The promise of ethical AI for SEL is twofold. First, it could provide a highly adaptive roadmap to the learners social emotional learning needs. Second, it instills in the learner the drive to think outside the prescriptive box of the learning models provided by the AI therein. To illustrate the immediate need of the second rule here I will cite an exemplary case. When Microsoft and other tech giants joined forces with the Pentagon to create an AI that could quickly anticipate needs (and in so doing avoid damages in order to save guard the lives of Americans employees) it raised critical concerns. Namely, on the use of autonomous weapons. On the surface, using AI that can become ever more accurate and reduce collateral damage is seemingly a good thing, it can have longing unintended consequences down the line. Despite Google and others tirelessly honing their, “AI principles,” meant for the de facto moral guide book.

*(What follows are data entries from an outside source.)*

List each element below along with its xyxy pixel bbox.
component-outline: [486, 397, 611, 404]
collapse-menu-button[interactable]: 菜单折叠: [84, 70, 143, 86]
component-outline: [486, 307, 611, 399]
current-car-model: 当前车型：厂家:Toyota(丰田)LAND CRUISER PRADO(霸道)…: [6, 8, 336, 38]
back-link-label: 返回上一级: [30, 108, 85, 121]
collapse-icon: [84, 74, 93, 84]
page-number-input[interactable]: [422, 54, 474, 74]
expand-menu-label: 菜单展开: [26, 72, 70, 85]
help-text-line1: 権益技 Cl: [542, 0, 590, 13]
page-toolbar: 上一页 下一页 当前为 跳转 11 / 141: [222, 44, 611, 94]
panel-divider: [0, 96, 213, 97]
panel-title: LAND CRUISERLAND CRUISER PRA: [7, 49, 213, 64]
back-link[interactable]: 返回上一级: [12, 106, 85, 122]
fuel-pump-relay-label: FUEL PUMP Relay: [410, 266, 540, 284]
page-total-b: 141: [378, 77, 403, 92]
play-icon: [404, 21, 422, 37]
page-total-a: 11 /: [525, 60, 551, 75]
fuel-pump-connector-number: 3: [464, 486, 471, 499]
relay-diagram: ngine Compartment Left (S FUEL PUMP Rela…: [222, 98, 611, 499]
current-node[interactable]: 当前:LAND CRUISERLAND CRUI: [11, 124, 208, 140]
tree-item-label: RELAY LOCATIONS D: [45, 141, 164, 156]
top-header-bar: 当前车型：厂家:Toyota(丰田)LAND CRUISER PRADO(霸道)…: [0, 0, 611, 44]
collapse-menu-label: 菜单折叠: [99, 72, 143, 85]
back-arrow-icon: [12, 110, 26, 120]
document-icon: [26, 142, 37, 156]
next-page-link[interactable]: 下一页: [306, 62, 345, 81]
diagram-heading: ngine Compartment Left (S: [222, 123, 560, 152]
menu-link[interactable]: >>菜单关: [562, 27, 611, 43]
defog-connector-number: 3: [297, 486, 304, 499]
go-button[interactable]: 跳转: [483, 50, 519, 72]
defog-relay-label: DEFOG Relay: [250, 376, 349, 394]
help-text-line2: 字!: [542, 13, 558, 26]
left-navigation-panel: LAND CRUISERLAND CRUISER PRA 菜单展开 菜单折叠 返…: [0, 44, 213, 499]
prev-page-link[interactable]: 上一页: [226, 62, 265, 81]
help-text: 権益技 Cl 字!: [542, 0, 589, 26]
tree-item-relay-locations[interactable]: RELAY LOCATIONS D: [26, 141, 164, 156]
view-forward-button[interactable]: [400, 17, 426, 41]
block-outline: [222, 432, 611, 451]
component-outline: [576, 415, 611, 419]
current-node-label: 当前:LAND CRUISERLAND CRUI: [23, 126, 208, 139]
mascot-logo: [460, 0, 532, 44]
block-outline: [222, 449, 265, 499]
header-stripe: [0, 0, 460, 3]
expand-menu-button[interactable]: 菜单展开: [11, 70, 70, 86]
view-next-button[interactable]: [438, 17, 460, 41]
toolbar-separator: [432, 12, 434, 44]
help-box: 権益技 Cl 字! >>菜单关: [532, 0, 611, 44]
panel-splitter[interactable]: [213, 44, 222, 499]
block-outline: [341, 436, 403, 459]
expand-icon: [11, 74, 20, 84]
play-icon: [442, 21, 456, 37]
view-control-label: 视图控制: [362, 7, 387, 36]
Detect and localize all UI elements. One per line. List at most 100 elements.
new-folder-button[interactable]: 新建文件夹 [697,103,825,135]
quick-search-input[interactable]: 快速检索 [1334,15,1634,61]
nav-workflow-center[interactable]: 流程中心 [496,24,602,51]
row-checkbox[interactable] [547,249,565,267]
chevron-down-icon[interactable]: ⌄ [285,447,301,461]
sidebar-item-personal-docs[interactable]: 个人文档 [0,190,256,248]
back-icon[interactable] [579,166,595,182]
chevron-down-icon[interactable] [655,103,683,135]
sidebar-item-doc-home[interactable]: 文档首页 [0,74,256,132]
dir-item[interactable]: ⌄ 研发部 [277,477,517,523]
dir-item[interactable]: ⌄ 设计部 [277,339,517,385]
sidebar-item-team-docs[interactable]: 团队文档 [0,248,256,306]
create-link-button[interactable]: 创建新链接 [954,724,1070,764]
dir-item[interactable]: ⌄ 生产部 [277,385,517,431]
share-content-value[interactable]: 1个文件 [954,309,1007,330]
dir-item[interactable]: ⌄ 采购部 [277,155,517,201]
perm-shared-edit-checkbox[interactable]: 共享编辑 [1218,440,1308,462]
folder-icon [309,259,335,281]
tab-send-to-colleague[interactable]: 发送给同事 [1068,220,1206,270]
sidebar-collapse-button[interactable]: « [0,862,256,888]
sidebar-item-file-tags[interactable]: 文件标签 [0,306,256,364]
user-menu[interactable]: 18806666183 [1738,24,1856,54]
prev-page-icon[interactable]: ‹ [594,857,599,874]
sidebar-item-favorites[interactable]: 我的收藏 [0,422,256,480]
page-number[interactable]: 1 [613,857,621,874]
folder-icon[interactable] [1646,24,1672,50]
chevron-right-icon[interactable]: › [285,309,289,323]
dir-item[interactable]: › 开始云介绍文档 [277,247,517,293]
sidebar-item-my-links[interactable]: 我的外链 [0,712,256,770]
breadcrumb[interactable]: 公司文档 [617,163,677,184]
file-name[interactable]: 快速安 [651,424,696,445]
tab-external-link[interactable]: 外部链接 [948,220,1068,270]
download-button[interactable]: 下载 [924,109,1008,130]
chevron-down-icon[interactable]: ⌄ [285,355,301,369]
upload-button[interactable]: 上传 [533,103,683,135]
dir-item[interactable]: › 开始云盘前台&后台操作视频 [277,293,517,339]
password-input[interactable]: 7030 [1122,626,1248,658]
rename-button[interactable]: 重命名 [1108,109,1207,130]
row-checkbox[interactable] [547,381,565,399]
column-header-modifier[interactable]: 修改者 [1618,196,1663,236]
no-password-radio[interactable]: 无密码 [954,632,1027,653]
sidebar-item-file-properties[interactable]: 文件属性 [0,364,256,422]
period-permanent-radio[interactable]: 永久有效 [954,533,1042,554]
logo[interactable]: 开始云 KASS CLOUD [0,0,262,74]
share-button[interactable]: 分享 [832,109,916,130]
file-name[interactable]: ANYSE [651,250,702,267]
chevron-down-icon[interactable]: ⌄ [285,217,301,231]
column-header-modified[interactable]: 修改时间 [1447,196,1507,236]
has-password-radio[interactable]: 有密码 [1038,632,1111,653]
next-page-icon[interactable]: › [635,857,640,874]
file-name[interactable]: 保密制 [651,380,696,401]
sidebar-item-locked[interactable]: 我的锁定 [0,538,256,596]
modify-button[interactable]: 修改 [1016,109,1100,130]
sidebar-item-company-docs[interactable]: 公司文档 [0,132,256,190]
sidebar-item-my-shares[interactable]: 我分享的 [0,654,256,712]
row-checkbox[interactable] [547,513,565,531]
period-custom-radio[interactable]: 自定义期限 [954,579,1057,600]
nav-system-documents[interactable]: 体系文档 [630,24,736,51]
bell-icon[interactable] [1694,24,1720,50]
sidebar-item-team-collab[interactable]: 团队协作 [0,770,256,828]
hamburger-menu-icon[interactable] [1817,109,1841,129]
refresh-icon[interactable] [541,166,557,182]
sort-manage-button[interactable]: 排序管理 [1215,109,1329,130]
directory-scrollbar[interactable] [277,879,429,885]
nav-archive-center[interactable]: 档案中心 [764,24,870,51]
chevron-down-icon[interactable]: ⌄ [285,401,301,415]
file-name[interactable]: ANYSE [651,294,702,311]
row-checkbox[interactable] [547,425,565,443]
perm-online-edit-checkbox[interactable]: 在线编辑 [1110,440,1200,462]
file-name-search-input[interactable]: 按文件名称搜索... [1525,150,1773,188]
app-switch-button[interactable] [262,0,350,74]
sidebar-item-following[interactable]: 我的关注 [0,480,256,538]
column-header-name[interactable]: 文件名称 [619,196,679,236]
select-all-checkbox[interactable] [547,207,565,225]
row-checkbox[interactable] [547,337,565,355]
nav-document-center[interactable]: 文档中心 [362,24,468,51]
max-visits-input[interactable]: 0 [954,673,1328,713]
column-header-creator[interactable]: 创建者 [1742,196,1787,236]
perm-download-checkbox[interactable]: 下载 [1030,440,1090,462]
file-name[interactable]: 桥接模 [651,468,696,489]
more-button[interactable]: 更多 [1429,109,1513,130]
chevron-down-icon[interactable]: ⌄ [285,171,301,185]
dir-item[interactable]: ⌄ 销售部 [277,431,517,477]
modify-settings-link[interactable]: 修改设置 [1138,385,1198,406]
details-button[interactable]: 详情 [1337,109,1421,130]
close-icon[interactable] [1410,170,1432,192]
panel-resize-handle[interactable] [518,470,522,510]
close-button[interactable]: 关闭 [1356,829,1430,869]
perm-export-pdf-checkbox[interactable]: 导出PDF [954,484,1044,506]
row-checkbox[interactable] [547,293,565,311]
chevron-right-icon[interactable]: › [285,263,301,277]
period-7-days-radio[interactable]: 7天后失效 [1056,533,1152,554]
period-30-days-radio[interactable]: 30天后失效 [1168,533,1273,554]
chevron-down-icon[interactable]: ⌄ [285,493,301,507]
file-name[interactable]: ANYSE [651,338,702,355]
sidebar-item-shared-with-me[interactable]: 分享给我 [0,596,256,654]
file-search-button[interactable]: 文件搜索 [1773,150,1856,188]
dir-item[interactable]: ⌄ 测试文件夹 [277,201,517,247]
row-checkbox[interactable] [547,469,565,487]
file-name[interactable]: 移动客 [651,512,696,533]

Several dissidents within the ranks arose to outright oppose the idea that priori principles for AI can be used to govern itself should be a set precedent. As Liz Fong-Jones, a former Google employee best puts it, “You will functionally have situations where the foxes are guarding the henhouse.” Furthermore, developers who take into account the need to have SEL curriculum instill in students the need to creatively think outside structural boxes; to push beyond prior learning boundaries by integrating SEL into products at the forefront of technology. Our inexorable march to greater advances in understanding the promises and problems of ethical AI only bolsters the worldwide cause for holistic SEL deployment.